I’m a late arrival to our national preoccupation with zombies, and I’m still trying to understand the phenomenon. I’ve only watched one episode of The Walking Dead (Season 2, Episode 13), but I nevertheless feel that I have important views to contribute. Such as:

-Zombies aren’t really all that fascinating. As far as I can tell, they have a pretty limited range of emotions. By which I mean hunger.

-Zombies walk funny and would probably benefit from a program of stretching. Lunges and hamstring stretches would be best, I think. But even something as simple as swinging their arms when they walked would probably make a big difference. I’m not sure why I want to help them. I guess I’m just a nurturing person.
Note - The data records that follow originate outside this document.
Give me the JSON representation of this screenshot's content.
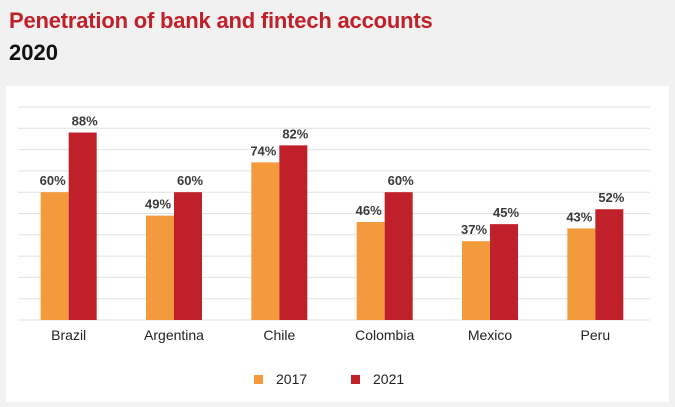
{
  "header": {
    "title": "Penetration of bank and fintech accounts",
    "subtitle": "2020"
  },
  "colors": {
    "series_2017": "#f39a3c",
    "series_2021": "#c0202a",
    "grid": "#e2e2e2",
    "title": "#c0202a"
  },
  "chart_data": {
    "type": "bar",
    "title": "Penetration of bank and fintech accounts",
    "subtitle": "2020",
    "categories": [
      "Brazil",
      "Argentina",
      "Chile",
      "Colombia",
      "Mexico",
      "Peru"
    ],
    "series": [
      {
        "name": "2017",
        "values": [
          60,
          49,
          74,
          46,
          37,
          43
        ],
        "labels": [
          "60%",
          "49%",
          "74%",
          "46%",
          "37%",
          "43%"
        ]
      },
      {
        "name": "2021",
        "values": [
          88,
          60,
          82,
          60,
          45,
          52
        ],
        "labels": [
          "88%",
          "60%",
          "82%",
          "60%",
          "45%",
          "52%"
        ]
      }
    ],
    "ylim": [
      0,
      100
    ],
    "grid": true,
    "legend": "bottom",
    "xlabel": "",
    "ylabel": ""
  }
}
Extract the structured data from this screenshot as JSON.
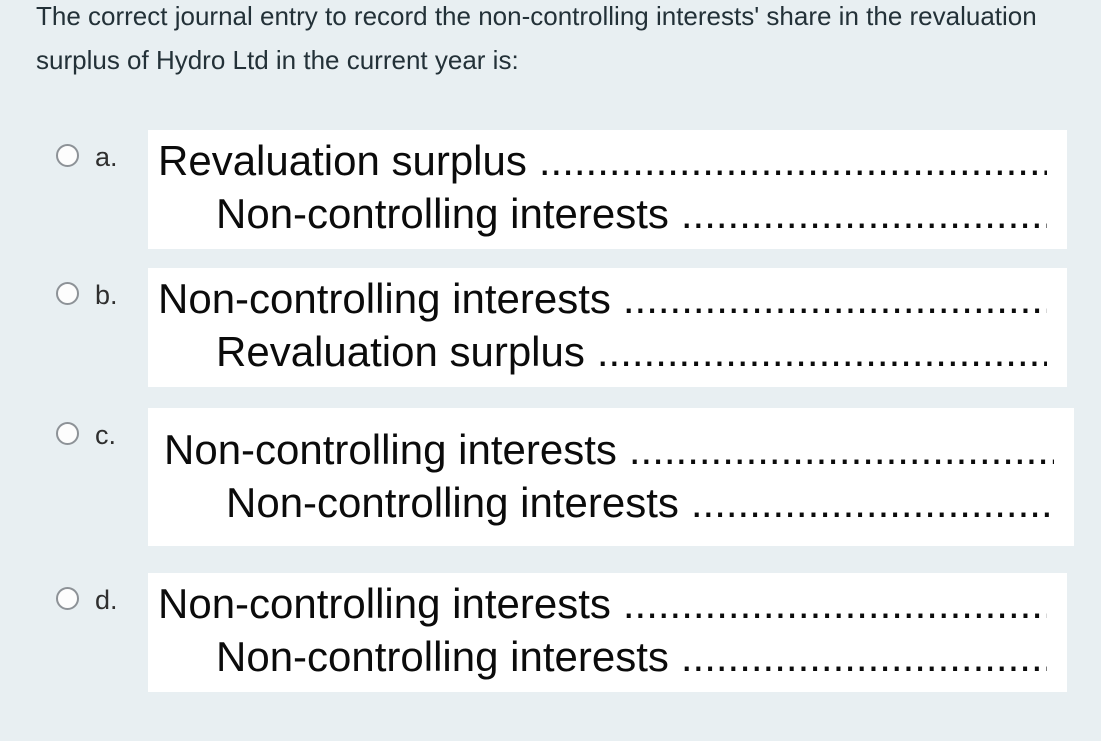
{
  "question": {
    "text": "The correct journal entry to record the non-controlling interests' share in the revaluation surplus of Hydro Ltd in the current year is:"
  },
  "options": [
    {
      "key": "a.",
      "debit": "Revaluation surplus",
      "credit": "Non-controlling interests"
    },
    {
      "key": "b.",
      "debit": "Non-controlling interests",
      "credit": "Revaluation surplus"
    },
    {
      "key": "c.",
      "debit": "Non-controlling interests",
      "credit": "Non-controlling interests"
    },
    {
      "key": "d.",
      "debit": "Non-controlling interests",
      "credit": "Non-controlling interests"
    }
  ],
  "dots": "..........................................................................................",
  "colors": {
    "background": "#e8eff2",
    "entry_box_background": "#ffffff",
    "question_text": "#233138",
    "entry_text": "#0b0b0b",
    "radio_border": "#8d9297",
    "option_letter": "#2f2f2f"
  }
}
-If you see a zombie with its shirt tucked in, it’s not a zombie.

-The only way to kill a zombie is by destroying its brain. It’s not important to understand why. The good news is that zombies have skulls like egg shells.

-In the episode I saw, when the old farmer’s place is invaded, the guy goes Rambo, mowing walkers down with what looks like a Remington 870. But it’s obviously a special edition because he shoots it 143 times before he needs to reload. Also, the gun has no discernible recoil. When he fires, flames come out of the muzzle like he’s shooting a lighter—like one of those really big ones shaped like a shotgun.

-In subsequent scenes, the actor playing the farmer clearly wishes he were holding an umbrella instead of a shotgun. He does seem to have been told that you don’t point it at people you don’t want to shoot, but it’s like the thing is a frozen rattlesnake that may thaw at any moment and bite him.

-I want that self-cocking crossbow. The dude who totes it fires, and five seconds later—shazam!—it’s cocked and loaded again. They could at least show a cocking rope looped around his neck, stethoscope-style like in the hospital dramas. In one scene, he has a wooden arrow that appears to have no broadhead at all, just a sharpened tip. He’s in for a big surprise if he tries to shoot that thing more than 6 feet. Fortunately, that rarely happens with zombies.

-Why is the crossbow guy in the lead of two gun-toting guys as they clear a house of walkers? In real life, the other guys would say, “Bud, how about you watch the back door?”

-Everybody with a pistol is always amazed when, after only 50 or 60 shots, the thing runs out of bullets. Their initial reaction is surprise, followed by angry disappointment. They seem to be thinking one of two things: “Damn, my stupid gun is broke!” or “I could have sworn I put 250 rounds in there!” Imagine if, after the last round is fired, the person just ejected the spent magazine and slapped in a new one. That would be crazy, right? Instead, they throw the gun away in disgust.

—Here’s my biggest problem: Everybody is loaded for bear. They’ve got man-stopping combat handguns all in big calibers. They’ve got high-powered hunting rifles and all kinds of 12-gauge assault shotguns. If I was facing a field of advancing, egg-shell-skulled zombies, I’d want a Ruger 10/22 and about three bricks of .22 LR (which I assume will be more available in the post-apocalypse than now). Those zombies would never know what hit ’em.